Tie-line control provides real-time optimization of power generation, and helps industrial operations to reduce the overall cost of power. This type of solution monitors power generation, external contractual commitments and internal consumption, and helps to predict the cumulative power supply required and consumption within a given period of time. It also optimizes the generation trajectory to meet the user’s external power quota.
Technology to help capture CO2 has advanced in the past couple of years. The latest proven technology with post combustion is with burners that concentrate the CO2 for easier removal later in the process for treatment or sequestration where feasible. While testing of these burners has been at controlled sites with small industrial boilers, the outcome has been very promising and will soon advance to testing on utility boilers.

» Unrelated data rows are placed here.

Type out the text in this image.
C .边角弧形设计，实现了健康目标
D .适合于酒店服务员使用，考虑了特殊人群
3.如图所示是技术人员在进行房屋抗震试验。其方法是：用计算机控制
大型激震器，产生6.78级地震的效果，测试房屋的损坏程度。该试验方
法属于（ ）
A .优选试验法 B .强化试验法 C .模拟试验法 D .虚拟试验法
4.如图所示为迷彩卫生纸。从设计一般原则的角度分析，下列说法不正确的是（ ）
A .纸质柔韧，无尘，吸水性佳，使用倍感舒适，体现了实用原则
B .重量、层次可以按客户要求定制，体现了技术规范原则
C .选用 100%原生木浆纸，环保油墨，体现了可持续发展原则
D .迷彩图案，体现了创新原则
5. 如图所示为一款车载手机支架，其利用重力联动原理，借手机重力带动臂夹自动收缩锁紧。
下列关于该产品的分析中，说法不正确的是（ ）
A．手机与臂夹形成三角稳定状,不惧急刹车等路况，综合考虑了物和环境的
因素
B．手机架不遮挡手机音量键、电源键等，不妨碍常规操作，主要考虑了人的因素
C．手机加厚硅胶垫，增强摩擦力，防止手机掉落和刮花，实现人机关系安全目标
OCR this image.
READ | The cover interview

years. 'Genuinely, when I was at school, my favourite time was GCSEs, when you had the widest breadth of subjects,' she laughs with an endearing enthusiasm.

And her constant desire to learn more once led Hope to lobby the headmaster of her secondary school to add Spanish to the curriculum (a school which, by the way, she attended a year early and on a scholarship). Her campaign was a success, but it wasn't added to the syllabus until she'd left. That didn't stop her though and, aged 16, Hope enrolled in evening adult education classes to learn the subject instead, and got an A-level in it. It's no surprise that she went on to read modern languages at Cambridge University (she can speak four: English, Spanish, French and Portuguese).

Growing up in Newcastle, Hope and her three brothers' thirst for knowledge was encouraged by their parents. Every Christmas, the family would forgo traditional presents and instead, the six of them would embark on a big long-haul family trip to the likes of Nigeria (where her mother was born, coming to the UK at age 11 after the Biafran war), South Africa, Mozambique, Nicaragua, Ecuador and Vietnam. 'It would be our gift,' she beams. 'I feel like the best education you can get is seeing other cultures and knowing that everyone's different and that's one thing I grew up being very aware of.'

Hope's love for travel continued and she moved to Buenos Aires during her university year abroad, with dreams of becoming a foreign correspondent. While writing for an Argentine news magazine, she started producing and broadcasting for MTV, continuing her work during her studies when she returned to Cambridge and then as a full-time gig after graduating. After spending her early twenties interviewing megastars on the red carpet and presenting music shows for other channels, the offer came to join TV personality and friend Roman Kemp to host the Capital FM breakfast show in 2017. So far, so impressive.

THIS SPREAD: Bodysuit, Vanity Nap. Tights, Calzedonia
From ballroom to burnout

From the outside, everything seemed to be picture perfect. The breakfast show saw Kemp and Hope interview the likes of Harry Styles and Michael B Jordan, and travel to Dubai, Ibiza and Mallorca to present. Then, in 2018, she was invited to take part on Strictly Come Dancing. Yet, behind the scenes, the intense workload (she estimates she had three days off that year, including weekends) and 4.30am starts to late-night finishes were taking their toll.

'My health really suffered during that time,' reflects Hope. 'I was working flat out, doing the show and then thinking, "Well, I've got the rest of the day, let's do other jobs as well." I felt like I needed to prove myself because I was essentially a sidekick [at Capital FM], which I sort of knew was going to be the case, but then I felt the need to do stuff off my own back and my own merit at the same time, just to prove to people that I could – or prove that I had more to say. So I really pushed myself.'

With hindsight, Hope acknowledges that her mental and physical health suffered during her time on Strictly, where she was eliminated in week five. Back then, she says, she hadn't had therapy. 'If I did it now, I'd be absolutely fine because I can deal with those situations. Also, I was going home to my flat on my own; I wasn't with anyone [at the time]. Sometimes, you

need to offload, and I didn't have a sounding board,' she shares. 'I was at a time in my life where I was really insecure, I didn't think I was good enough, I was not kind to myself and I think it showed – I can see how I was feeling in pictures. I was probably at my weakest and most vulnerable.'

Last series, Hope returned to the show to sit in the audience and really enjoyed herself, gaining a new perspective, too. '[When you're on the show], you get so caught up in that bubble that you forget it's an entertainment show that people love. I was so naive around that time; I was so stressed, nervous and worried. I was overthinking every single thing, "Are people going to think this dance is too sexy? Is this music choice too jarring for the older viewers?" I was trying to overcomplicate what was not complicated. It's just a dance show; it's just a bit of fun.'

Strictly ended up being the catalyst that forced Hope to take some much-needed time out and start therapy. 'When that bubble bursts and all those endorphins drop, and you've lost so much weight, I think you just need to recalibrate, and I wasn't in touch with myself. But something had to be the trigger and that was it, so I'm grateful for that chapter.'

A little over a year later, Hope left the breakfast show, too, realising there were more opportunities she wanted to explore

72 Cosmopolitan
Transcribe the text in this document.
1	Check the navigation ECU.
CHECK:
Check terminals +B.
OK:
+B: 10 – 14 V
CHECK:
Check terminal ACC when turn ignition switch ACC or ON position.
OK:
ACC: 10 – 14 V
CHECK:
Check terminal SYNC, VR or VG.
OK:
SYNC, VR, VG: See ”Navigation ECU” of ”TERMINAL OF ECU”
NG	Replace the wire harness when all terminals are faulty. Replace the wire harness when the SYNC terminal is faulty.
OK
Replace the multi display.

Increased Visibility = Better Decisions
The main premise behind system integration and advanced process control is to provide plant or mill personnel the most relevant information to help them make decisions that ultimately keep the plant running safely, reliably, efficiently and within environmental constraints.
In power generation, using advanced energy control application solutions not only streamlines operations, it increases visibility for the operator across all subsystems. By giving plant operators the tools to accurately monitor the power generation process in real-time, they can quickly make informed decisions that significantly impact bottom-line performance.
Advanced energy solutions improve power generation efficiency at the boiler level and across the entire plant, so power companies no longer need to consider executing a major equipment refurbishment to reduce operating costs. The software applications, or a combination of software and proven technology hardware, provide industrial power generation facilities worldwide with a low-cost, high return alternative to major boiler retrofits to improve operational efficiency, while reducing GHG emissions to meet tomorrow’s industrial electricity needs. With the advent of “smart” devices for transmission and distribution, industrial and residential consumers, the demand cycle can be better predicted to reduce the requirements of older inefficient peaking units that no longer can be economically operated and meet the new GHG emission requirements.
Author: Carl Hosier is senior marketing leader, power generation for Honeywell Process Solutions.